From now until the end of March I’ll be:
- waking up 30 minutes early to journal in front of a full spectrum light
- going to the gym 5 days a week
- avoiding carbs and eating plenty of proteins and vegetables
- making sure to take a break from work between 10 and 2 to get natural light
- taking a muli-vitamin every day
- getting full 7.5-8 hours sleep each night (but no more)
- making at least 2 plans each week to get together with friends
- taking a walk each weekend

Besides that I like to have things around me to mark the passing of time. We have an Amarylis on our table that's partially in bloom, and another few to plant once this one's done. The flowers grow slowly, but they're so spectacular to see in bloom that it makes it worth the wait. I like checking every day to see how it's growing.

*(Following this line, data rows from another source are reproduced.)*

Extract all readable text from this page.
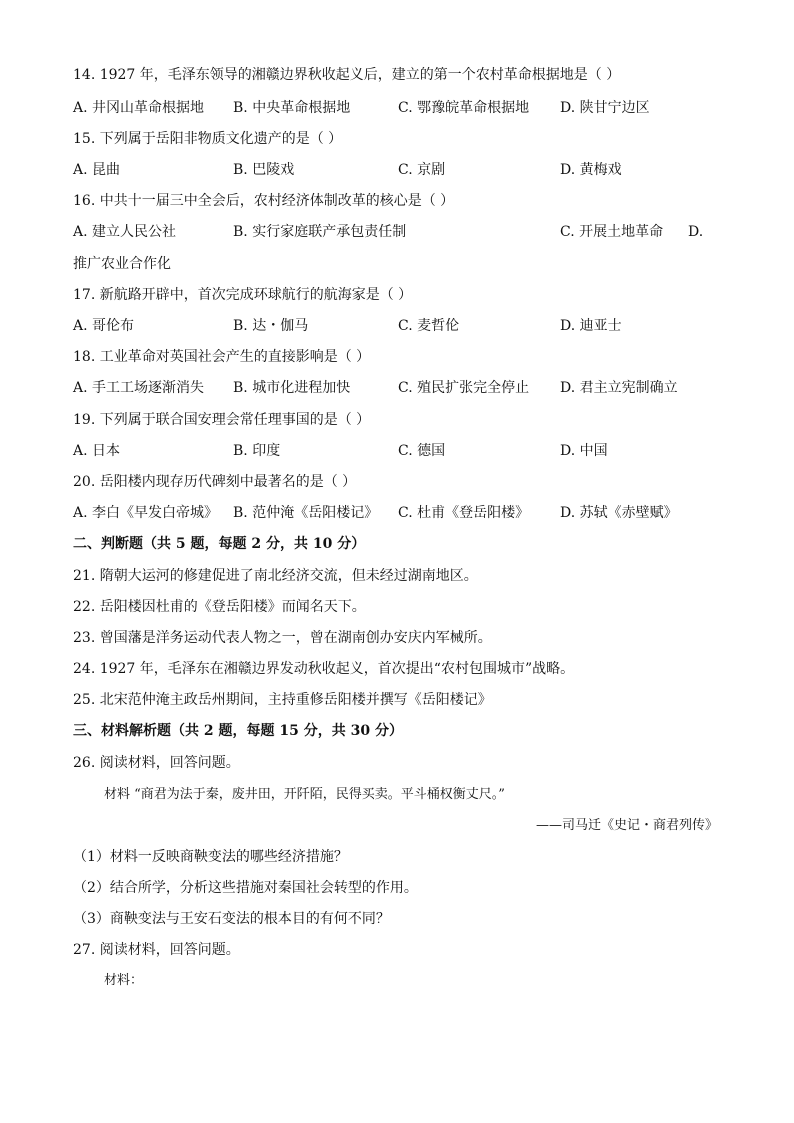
14. 1927 年，毛泽东领导的湘赣边界秋收起义后，建立的第一个农村革命根据地是（ ）
A. 井冈山革命根据地 B. 中央革命根据地	C. 鄂豫皖革命根据地 D. 陕甘宁边区
15. 下列属于岳阳非物质文化遗产的是（ ）
A. 昆曲	B. 巴陵戏	C. 京剧	D. 黄梅戏
16. 中共十一届三中全会后，农村经济体制改革的核心是（ ）
A. 建立人民公社	B. 实行家庭联产承包责任制	C. 开展土地革命 D.
推广农业合作化
17. 新航路开辟中，首次完成环球航行的航海家是（ ）
A. 哥伦布	B. 达・伽马	C. 麦哲伦	D. 迪亚士
18. 工业革命对英国社会产生的直接影响是（ ）
A. 手工工场逐渐消失 B. 城市化进程加快	C. 殖民扩张完全停止 D. 君主立宪制确立
19. 下列属于联合国安理会常任理事国的是（ ）
A. 日本	B. 印度	C. 德国	D. 中国
20. 岳阳楼内现存历代碑刻中最著名的是（ ）
A. 李白《早发白帝城》 B. 范仲淹《岳阳楼记》 C. 杜甫《登岳阳楼》 D. 苏轼《赤壁赋》
二、判断题（共 5 题，每题 2 分，共 10 分）
21. 隋朝大运河的修建促进了南北经济交流，但未经过湖南地区。
22. 岳阳楼因杜甫的《登岳阳楼》而闻名天下。
23. 曾国藩是洋务运动代表人物之一，曾在湖南创办安庆内军械所。
24. 1927 年，毛泽东在湘赣边界发动秋收起义，首次提出“农村包围城市”战略。
25. 北宋范仲淹主政岳州期间，主持重修岳阳楼并撰写《岳阳楼记》
三、材料解析题（共 2 题，每题 15 分，共 30 分）
26. 阅读材料，回答问题。
材料 “商君为法于秦，废井田，开阡陌，民得买卖。平斗桶权衡丈尺。”
——司马迁《史记・商君列传》
（1）材料一反映商鞅变法的哪些经济措施？
（2）结合所学，分析这些措施对秦国社会转型的作用。
（3）商鞅变法与王安石变法的根本目的有何不同？
27. 阅读材料，回答问题。
材料：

I'm always on the lookout for ways to brighten the darkest part of the winter, but even with all the precautions above I know I'll still be in a more introspective, quiet place than I am in other months. If I can cut out some of the worst affects of the dark months, maybe I can better enjoy the benefits of that quiet. So, in between the gym, vitamins and outings, I plan to do plenty of reading.

2 comments:

RLH said...

Full spectrum lights are amazing. One of my colleagues has one, and a few weeks back I was standing in her office, talking, and I felt good, and then she turned it off, and I immediately felt like something was missing in my life. It was very brief, because I realized why I felt that way pretty quick, but I was amazed by the affect it had on my mood.

Anonymous said...

Smart list of ways to fight. I try to make myself walk outside at least every other day. It's tough to want to sometimes, but it does make me feel better.